The sounds were different now in the fresh morning air. Gone were the desultory shots loosed off two or three at a time and accompanied by the occasional bang from a cannon. Now, all down the sloping hillsides before Pratzen he could hear long volleys of gunfire, with intermittent booming from the big guns so sustained that sometimes it sounded not like individual shots but one great roaring cannonade.
He could see puffs of musket smoke chasing each other down the hillsides, while cannon smoke wreathed up in clouds that floated away and melted together. The glint of bayonets through the smoke told him that masses of infantry were on the move down there, and one or two narrow strips indicated artillery with green caissons.
Rostov stopped his horse on a little rise to watch for a moment and see what was happening. But however much he concentrated he couldn’t begin to sort out or understand what was going on. Some sort of men seemed to be moving about down there in the smoke, lines of troops were moving up from front and rear – but what for? Who were they? Where were they going? He just couldn’t tell. But he found this spectacle and all these sounds far from depressing or discouraging; they only added to his energy and determination.
‘Come on, come on, let’s have some more!’ was his mental response to the sounds he heard. He galloped off again down the line, farther and farther into territory where the troops had gone into action.
‘I don’t know what it’s like down there, but I’m sure it’ll be all right!’ thought Rostov.
After riding past some Austrian troops, Rostov noticed that the next section (the guards) had gone off to fight.
‘Good, that’s better! I’ll get a close look,’ he thought.
He was now riding almost along the front line itself. Several horsemen came galloping towards him – a troop of our Uhlans returning in disorder from an attack. As he passed, Rostov noticed one of them covered in blood, but he galloped on.

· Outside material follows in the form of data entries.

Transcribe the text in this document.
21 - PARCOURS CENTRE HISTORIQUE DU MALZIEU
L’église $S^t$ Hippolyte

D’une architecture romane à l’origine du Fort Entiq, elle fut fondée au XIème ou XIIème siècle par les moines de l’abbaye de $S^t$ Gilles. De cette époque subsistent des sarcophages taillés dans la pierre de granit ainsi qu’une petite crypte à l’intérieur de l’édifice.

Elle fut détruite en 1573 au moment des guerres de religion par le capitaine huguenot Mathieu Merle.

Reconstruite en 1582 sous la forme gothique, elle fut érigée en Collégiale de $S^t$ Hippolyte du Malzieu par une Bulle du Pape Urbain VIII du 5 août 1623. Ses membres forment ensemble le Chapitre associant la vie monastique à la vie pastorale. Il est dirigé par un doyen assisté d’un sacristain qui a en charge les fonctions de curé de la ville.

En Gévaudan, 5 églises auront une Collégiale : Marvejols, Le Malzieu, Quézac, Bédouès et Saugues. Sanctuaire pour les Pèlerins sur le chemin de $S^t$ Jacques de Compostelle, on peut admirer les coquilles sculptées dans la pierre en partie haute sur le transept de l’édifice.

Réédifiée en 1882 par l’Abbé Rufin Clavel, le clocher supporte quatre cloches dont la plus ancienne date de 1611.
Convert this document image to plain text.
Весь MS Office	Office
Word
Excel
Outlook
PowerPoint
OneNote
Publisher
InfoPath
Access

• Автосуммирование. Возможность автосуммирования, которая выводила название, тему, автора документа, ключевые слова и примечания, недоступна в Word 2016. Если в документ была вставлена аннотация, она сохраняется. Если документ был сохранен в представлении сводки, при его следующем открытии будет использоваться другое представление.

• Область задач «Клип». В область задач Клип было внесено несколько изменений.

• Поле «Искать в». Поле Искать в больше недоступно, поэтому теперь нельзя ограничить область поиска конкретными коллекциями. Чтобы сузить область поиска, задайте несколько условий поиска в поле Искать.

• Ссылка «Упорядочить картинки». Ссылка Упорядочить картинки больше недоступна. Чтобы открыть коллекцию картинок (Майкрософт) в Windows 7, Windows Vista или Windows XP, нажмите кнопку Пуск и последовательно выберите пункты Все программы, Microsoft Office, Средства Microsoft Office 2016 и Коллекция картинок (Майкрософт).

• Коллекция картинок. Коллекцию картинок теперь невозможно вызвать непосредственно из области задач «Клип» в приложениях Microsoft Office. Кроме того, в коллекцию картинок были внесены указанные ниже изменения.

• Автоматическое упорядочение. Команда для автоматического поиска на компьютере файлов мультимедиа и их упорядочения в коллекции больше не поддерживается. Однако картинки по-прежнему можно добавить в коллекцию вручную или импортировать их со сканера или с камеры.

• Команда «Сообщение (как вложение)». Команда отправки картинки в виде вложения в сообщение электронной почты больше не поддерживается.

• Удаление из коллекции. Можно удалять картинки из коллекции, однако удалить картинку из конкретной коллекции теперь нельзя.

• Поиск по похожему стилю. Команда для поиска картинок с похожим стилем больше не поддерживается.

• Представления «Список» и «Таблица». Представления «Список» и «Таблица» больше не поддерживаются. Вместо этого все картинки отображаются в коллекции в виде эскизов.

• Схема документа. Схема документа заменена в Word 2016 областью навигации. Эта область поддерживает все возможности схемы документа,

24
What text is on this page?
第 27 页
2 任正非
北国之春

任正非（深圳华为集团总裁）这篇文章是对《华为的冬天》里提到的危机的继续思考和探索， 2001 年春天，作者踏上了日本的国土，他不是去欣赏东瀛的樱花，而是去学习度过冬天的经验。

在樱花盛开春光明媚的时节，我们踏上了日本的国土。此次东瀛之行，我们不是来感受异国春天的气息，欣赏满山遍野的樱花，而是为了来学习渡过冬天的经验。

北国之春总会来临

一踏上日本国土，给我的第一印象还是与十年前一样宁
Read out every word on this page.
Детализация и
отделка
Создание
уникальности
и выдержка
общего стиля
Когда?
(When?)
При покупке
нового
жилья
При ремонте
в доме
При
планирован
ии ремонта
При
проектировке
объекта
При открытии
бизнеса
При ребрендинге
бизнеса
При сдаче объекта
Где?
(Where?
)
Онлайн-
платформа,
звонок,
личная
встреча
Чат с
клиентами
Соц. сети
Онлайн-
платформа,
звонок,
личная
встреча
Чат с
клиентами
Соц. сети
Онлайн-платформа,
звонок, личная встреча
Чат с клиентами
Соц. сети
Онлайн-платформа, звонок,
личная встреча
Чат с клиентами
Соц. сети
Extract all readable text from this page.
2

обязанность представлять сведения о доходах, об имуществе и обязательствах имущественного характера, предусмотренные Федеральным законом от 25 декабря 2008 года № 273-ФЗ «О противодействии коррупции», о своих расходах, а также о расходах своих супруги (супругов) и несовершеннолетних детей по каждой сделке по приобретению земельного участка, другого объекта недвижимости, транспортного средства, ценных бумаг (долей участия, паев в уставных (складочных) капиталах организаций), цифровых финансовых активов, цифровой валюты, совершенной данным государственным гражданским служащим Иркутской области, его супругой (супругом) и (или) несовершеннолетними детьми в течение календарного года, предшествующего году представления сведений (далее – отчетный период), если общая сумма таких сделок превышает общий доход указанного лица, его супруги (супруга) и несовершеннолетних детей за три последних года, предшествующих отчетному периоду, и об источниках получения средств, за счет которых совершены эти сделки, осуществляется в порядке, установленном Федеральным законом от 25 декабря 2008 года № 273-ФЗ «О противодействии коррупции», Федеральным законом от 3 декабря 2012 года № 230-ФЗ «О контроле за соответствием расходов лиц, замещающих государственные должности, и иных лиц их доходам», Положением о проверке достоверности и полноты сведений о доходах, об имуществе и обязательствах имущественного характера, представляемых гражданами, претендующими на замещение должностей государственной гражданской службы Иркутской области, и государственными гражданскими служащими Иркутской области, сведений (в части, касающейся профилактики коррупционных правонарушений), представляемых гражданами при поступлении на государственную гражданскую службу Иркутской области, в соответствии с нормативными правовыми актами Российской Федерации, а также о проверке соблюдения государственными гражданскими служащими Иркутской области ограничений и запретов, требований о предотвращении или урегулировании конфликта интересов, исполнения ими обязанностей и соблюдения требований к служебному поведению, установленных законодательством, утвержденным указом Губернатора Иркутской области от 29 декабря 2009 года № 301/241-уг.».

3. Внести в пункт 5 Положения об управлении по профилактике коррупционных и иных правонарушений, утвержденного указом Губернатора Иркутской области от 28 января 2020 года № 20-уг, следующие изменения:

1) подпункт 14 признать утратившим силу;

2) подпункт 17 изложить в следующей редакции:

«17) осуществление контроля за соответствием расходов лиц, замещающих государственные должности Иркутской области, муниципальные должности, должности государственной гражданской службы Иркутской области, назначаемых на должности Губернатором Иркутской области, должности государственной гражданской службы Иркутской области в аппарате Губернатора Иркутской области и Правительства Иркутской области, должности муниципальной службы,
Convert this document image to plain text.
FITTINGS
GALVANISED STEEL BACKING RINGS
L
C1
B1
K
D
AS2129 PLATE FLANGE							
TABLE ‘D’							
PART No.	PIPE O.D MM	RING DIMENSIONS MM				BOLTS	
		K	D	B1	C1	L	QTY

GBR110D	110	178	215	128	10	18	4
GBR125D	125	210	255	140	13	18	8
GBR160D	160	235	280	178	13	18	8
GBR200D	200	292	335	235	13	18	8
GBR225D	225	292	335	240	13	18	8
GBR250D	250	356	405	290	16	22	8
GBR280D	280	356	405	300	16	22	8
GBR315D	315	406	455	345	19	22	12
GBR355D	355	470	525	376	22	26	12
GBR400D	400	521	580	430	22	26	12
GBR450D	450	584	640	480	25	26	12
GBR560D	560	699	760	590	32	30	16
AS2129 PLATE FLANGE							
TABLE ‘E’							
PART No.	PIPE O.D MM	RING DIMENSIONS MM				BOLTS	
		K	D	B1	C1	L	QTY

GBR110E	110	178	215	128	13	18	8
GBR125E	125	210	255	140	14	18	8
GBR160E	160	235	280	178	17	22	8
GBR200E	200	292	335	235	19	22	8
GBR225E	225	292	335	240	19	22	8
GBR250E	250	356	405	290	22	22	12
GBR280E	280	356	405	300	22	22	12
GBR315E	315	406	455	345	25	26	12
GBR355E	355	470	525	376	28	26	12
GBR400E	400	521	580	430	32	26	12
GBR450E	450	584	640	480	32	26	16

‘Nothing to do with me!’ he thought.
Only a few hundred yards further on he suddenly saw, coming from the left and spread out over the whole battlefield, an immense mass of cavalrymen on black horses, in dazzling white uniforms, cutting across and bearing down on him. Rostov rode flat out to avoid them all, and he would have managed it if they had moved at the same pace, but they kept coming faster and faster until several horses were galloping. Louder and louder came the hoofbeats and the rattling of their weapons; clearer and clearer were the horses, the figures, even the faces. They were our men, horse guards, charging against the advancing French cavalry.
They were now all at the gallop, though the horses were still being restrained. Rostov could see their faces as the commander shouted, ‘Charge!’ and let his thoroughbred go at full speed. Rostov was now in danger of being run down or swept into the attack against the French, so he galloped his horse flat out across their lines, but to no avail – he still couldn’t avoid them.
The last rider, a giant of a man with a pock-marked face, scowled viciously when Rostov suddenly appeared in front of him and a collision seemed inevitable. This man would certainly have brought Rostov and Bedouin down (Rostov felt so tiny and feeble alongside these gigantic men and horses), but he just managed to lash out with his riding-crop across the horse’s face. The massive black charger, sixteen hands if he was an inch, flattened his ears and reared back, but the pock-marked rider brought him down with a vicious thrust of his big spurs, and the horse responded by lashing its tail and stretching its neck before hurtling on faster than ever. The horse guards had barely gone past him when Rostov heard them roar their ‘Hurrah!’ and when he looked closer he saw their leading ranks getting tangled up with some other cavalrymen with red epaulettes, probably French. That was all he saw because at that moment cannons thundered somewhere near by and everything was blotted out in smoke.